Read Kissinger’s On China. If you don’t have the time, at least read my interview about the book with the former Secretary of State from July 7, 2011. In particular this exchange:
HH: Back to the book On China, it’s both a book and, what I tell people, a fact. It’s a history, but it’s also an instrument of history to the extent it impacts decision makers here or in China. It’s certainly going to do the former. But as to the latter, the people reading it in China, what do you hope it accomplishes? Are you writing it for the triumphalists or the opponents of the triumphalists? Who is its audience in China you most want to read it?
HK: No, there are two slightly different purposes in writing the book. One is to explain how Chinese think about international affairs to non-Chinese. Not to explain the Chinese point of view so much as to explain the way of thinking, the different concepts of time, and the different concepts of deterrence and defense that the Chinese have.

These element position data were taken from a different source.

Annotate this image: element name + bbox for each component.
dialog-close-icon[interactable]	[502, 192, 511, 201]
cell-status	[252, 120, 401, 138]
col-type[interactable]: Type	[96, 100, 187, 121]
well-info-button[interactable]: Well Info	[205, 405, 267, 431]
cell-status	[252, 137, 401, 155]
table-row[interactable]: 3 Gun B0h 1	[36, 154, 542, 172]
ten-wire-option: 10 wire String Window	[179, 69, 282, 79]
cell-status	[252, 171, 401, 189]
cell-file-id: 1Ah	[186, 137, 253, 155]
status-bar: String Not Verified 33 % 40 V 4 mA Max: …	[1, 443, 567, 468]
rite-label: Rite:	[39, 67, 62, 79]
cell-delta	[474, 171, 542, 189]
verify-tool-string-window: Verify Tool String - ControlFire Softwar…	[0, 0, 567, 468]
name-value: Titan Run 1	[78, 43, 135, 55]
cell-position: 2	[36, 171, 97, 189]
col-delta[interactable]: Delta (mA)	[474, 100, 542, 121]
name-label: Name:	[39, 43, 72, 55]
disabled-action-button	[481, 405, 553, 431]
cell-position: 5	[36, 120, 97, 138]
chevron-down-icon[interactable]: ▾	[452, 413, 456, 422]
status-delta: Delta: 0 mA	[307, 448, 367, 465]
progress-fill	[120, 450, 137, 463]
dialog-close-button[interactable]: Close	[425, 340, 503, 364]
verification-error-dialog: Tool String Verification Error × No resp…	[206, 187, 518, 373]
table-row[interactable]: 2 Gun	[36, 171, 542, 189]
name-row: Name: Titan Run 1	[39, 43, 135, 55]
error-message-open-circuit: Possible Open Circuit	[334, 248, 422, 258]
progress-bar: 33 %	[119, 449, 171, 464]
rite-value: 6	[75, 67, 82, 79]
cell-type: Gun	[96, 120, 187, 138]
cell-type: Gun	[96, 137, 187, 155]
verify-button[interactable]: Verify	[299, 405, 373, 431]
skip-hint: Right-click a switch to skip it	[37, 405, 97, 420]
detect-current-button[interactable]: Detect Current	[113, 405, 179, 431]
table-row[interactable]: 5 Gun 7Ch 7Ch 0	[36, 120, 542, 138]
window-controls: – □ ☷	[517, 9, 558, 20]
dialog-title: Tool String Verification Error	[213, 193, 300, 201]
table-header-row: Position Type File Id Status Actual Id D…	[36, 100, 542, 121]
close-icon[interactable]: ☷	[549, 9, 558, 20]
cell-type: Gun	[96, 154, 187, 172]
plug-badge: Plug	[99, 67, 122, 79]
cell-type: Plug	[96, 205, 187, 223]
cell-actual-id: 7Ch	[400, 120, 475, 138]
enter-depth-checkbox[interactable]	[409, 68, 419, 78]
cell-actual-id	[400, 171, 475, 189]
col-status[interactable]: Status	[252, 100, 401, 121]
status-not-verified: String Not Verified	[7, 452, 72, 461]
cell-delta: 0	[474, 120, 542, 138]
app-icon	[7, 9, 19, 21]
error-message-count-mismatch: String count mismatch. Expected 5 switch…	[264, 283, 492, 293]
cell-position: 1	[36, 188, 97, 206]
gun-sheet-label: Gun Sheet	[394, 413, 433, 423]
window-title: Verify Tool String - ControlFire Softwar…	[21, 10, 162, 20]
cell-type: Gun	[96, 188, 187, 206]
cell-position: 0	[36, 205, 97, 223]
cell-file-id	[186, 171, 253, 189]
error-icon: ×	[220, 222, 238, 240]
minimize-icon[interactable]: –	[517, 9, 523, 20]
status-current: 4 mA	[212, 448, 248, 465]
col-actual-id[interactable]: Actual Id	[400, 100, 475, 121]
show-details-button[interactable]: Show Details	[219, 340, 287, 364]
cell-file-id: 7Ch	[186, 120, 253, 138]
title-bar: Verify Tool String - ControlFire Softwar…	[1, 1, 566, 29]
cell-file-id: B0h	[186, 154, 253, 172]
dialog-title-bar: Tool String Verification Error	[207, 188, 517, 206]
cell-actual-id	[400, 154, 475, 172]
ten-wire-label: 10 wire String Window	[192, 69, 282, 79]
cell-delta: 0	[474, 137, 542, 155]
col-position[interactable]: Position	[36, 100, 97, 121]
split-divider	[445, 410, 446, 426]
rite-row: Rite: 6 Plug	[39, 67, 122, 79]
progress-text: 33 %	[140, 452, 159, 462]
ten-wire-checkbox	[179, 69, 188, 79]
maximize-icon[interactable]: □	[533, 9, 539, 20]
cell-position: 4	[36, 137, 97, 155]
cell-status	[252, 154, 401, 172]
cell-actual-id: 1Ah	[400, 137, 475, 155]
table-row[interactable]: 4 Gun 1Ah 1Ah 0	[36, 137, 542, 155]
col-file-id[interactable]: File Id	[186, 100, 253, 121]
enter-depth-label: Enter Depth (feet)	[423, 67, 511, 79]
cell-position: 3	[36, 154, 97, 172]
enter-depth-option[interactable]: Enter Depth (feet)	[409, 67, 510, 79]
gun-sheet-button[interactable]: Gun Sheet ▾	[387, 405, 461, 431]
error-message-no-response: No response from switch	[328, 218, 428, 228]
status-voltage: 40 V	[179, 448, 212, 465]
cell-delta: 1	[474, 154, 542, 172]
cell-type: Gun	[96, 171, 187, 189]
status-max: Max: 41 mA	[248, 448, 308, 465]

Now as far as the Chinese are concerned, what my book might do is to show them how their actions are interpreted by other countries, and therefore, to the extent that they care about what other countries think, to enable them to conduct a policy that leads to cooperation rather than confrontation, if that is the decision they have made.
HH: One of the themes that you document is that China historically has feared encirclement. But now, it looks to many of us who follow it from journalism that they are moving beyond defense to offense with their investments in drones, their cyber attacks, and a variety of very provocative moves. Is this the triumph of the triumphalists, Dr. Kissinger?
HK: Well, you have in China at least two groups – one that you call the triumphalists, and the others that don’t have a clear label, whether I would say talk about partnership with the United States. At this moment, the partnership group seems to be the more preeminent one, but the other one is certainly vocal enough. So the big challenge that China has, and that to some extent we have, is this. When you have two major powers that impinge on each other all over the world, as we do, the outcome is very often conflict. But we know that a conflict between two countries of this magnitude is going to have catastrophic consequences. So can the leaders of both sides find a mechanism and a way of working together, and to avoid the catastrophe that happened in Europe, where nations went to war, and I’m talking about World War I, went to war. And if they had known what the world would look like five years later, they would never have done it. Can we avoid that? Can we avoid that outcome?
HH: You know, one of the bright…
HK: There are literally trends in China to worry about.
HH: One of the bracing things, alarming things, is at the end of On China, you quote a couple of their current bestsellers, one of which calls the United States an old cucumber painted green, another is PLA senior Colonel Liu Mingfu’s China Dream, that the great goal is to be number one, and that there’s a marathon contest, a duel of the century underway with us. And then your essay on the Crowe Memorandum, I finished the book thinking you might be a fatalist about the inevitability of a big conflict.
HK: No, I’m saying if you just study history, if you insist that history repeats itself, then you become fatalistic. But when you think that you have an obligation to create a better world, and to learn from history, then you try to avoid the mistakes that previous generations have made. But one shouldn’t kid oneself. If both sides are driven by nationalistic impulses, the tensions are going to get more and more severe, and that is what both sides have to try to avoid. It’s not something that we can do unilaterally.
HH: Do you, you made the analogy of the United Kingdom-German relations in the early 20th Century as perhaps informing U.S.-People’s Republic of China relations now. But do you also see China acting today as Japan did 90 and 100 years ago, and aggressively pushing out a co-prosperity sort of sphere?
HK: It’s not the normal Chinese style. The normal Chinese style is to influence by osmosis rather than by conflict. If they were to behave like Japan, the outcome would be very similar as in the case of Japan. They haven’t done that yet, but they have certainly been more assertive, especially in the South China Sea, than makes one comfortable….
HH: And I want to close by asking you about Deng Xiaoping in his 24 character instruction, his 12 character instruction. This is fascinating to me. I think everyone should read this. The 12 character instruction is enemy troops are outside the walls, they are stronger than we, we should be mainly on the defensive, and it’s that word mainly that worries me in the context of your book, which again and again shows that the PRC likes sudden, sharp blows as in Korea, as in India, as in the third Vietnam war. Was Deng Xiaoping saying that that’s a good strategy? And how worried are you about a sudden, sharp, mainly defensive but occasionally shatteringly offensive strategy by the PRC?
HK: Well, we have to understand that that is their strategic pattern. And worrying about it doesn’t help. One has to be aware that we must avoid situations where that strategy can be applied.
HH: Are we approaching one of those?
HK: I don’t see any place where this is imminent. Maybe in the South China Sea, this is a situation we should look at very carefully.